The defence strategy incorporates an assertion that Duterte and her associates have endured what Narvasa termed "systematic oppression" originating from a House committee chaired by Representative Joel Chua, who now serves among the House prosecutors in the impeachment trial. This creates a structural conflict of interest argument: those pursuing impeachment allegedly also pursued the antecedent harassment that Duterte claims precipitated her statements. The removal of Duterte's trusted security personnel and the profiling of her residences in both Davao and Manila form part of the defence narrative of environmental threat. Whether these claims will resonate with senator-judges who must ultimately decide Duterte's fate remains uncertain, but they establish a counter-narrative suggesting political persecution rather than high crime.
Senator Risa Hontiveros's questioning during Tuesday's proceedings appears to have provided the defence with crucial ammunition. When she asked whether Duterte's recorded statements proved she actually hired an assassin, the prosecution's acknowledgment that they did not—only that they demonstrated intent—exposed the logical gap the defence now exploits. Intent to hire and actual hiring are distinct legal concepts, and the absence of evidence for the latter undermines charges predicated on the former. Defence counsel emphasised this distinction throughout their arguments, suggesting that even if one accepts the prosecution's theory of Duterte's subjective intent, proving that intent through recordings alone cannot satisfy the objective requirements of impeachment under constitutional law.
The trial has already begun to reveal procedural tensions regarding the scope of questioning permitted before the Senate impeachment court. When Hontiveros pressed whether grave threats could ever be justified by legitimate underlying reasons, presiding officer Senator Francis Escudero intervened, noting that such legal conclusions should await closing arguments rather than emerge through examination. This ruling may constrain the prosecution's ability to build broader contextual arguments about the seriousness of Duterte's remarks. For Malaysian observers and other Southeast Asian readers following this proceeding, the trial illustrates how impeachment jurisprudence develops through procedural engagement and how definitions of high crime shape the limits of executive accountability.

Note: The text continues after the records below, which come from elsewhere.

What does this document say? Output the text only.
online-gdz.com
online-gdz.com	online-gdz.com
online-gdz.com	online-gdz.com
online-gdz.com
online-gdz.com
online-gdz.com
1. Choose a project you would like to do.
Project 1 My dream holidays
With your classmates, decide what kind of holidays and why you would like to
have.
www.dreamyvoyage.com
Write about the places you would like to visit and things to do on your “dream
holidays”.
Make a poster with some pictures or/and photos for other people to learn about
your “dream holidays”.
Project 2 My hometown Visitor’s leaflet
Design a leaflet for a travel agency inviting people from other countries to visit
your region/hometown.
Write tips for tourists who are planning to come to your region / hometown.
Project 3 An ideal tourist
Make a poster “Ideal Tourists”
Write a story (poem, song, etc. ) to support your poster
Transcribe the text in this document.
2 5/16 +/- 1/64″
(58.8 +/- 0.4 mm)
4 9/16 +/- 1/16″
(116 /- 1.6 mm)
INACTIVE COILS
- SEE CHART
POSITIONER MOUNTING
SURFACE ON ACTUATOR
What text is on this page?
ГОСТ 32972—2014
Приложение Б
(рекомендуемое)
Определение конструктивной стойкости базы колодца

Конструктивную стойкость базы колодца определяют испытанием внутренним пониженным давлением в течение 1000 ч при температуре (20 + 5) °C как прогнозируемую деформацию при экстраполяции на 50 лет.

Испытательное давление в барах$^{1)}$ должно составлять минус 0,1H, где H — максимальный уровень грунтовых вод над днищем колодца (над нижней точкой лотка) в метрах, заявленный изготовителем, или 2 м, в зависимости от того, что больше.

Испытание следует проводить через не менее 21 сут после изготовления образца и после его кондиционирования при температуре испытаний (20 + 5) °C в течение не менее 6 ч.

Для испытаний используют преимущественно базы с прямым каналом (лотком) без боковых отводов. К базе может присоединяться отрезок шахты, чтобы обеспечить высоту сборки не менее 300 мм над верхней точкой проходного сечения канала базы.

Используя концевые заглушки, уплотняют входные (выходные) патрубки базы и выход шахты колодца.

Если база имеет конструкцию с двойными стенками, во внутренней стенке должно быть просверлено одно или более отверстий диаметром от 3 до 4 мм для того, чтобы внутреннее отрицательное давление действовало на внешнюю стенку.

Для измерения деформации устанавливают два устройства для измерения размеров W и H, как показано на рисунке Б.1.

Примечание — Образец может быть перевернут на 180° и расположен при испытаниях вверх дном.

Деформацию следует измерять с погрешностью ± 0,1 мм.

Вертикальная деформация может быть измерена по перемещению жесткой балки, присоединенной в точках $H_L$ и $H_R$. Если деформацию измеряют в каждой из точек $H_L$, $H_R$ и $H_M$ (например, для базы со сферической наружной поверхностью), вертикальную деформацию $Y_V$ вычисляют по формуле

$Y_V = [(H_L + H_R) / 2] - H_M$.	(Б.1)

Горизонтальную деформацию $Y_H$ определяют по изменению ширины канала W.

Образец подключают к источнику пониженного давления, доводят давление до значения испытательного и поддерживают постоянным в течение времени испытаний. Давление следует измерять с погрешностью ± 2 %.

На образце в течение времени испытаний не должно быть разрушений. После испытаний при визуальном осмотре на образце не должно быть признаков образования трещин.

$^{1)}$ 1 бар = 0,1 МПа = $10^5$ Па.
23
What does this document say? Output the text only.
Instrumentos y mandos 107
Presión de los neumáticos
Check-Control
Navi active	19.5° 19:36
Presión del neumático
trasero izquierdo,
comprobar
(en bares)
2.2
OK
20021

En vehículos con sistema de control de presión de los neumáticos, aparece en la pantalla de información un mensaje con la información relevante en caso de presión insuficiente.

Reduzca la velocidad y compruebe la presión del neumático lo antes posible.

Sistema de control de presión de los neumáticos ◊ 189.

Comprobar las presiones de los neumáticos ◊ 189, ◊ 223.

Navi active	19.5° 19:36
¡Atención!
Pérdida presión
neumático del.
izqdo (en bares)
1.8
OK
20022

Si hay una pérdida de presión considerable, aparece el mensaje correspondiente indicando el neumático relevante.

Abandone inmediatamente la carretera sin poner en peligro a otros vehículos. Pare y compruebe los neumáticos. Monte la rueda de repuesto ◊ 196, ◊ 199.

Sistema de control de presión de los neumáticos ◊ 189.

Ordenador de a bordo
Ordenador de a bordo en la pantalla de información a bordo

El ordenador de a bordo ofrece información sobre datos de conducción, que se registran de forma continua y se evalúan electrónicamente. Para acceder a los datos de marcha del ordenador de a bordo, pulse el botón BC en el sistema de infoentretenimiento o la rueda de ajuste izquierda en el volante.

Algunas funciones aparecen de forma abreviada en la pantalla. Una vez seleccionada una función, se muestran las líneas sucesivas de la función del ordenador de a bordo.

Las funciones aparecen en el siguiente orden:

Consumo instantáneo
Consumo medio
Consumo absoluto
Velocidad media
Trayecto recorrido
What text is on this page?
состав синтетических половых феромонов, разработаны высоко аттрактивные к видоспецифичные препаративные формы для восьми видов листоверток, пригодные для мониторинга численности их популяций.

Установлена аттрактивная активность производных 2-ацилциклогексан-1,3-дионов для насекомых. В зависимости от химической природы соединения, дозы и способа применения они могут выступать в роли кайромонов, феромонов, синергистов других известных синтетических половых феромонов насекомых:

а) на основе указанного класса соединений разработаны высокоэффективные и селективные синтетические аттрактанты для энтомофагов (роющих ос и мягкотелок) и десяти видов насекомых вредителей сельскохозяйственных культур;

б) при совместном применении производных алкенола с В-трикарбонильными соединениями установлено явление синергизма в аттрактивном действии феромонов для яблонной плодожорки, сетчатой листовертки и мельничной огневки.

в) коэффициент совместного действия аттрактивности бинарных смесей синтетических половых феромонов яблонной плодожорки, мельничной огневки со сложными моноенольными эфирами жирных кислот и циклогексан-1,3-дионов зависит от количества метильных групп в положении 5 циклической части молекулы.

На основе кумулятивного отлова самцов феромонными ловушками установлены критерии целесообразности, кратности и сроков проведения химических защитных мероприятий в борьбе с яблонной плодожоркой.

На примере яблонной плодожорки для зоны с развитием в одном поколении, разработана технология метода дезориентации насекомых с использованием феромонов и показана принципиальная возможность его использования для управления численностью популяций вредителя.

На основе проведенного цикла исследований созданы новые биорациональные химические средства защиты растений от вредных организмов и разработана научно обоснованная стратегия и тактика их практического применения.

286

The fundamental clash emerging from these early trial days concerns constitutional interpretation. The prosecution contends that threats against the President and sitting political figures constitute high crimes warranting removal; the defence argues that without proof of an actual conspiracy to commit violence, mere statements—however threatening—fall outside the impeachable offences enumerated in the Constitution. This represents not merely a factual dispute about what Duterte said, but a constitutional dispute about what the Constitution permits as grounds for removing a vice president. The outcome will likely depend on whether senator-judges view the trial through the lens of protecting institutional dignity and leadership security, or through the lens of requiring objective evidence of criminal conspiracy before invoking the extraordinary remedy of impeachment.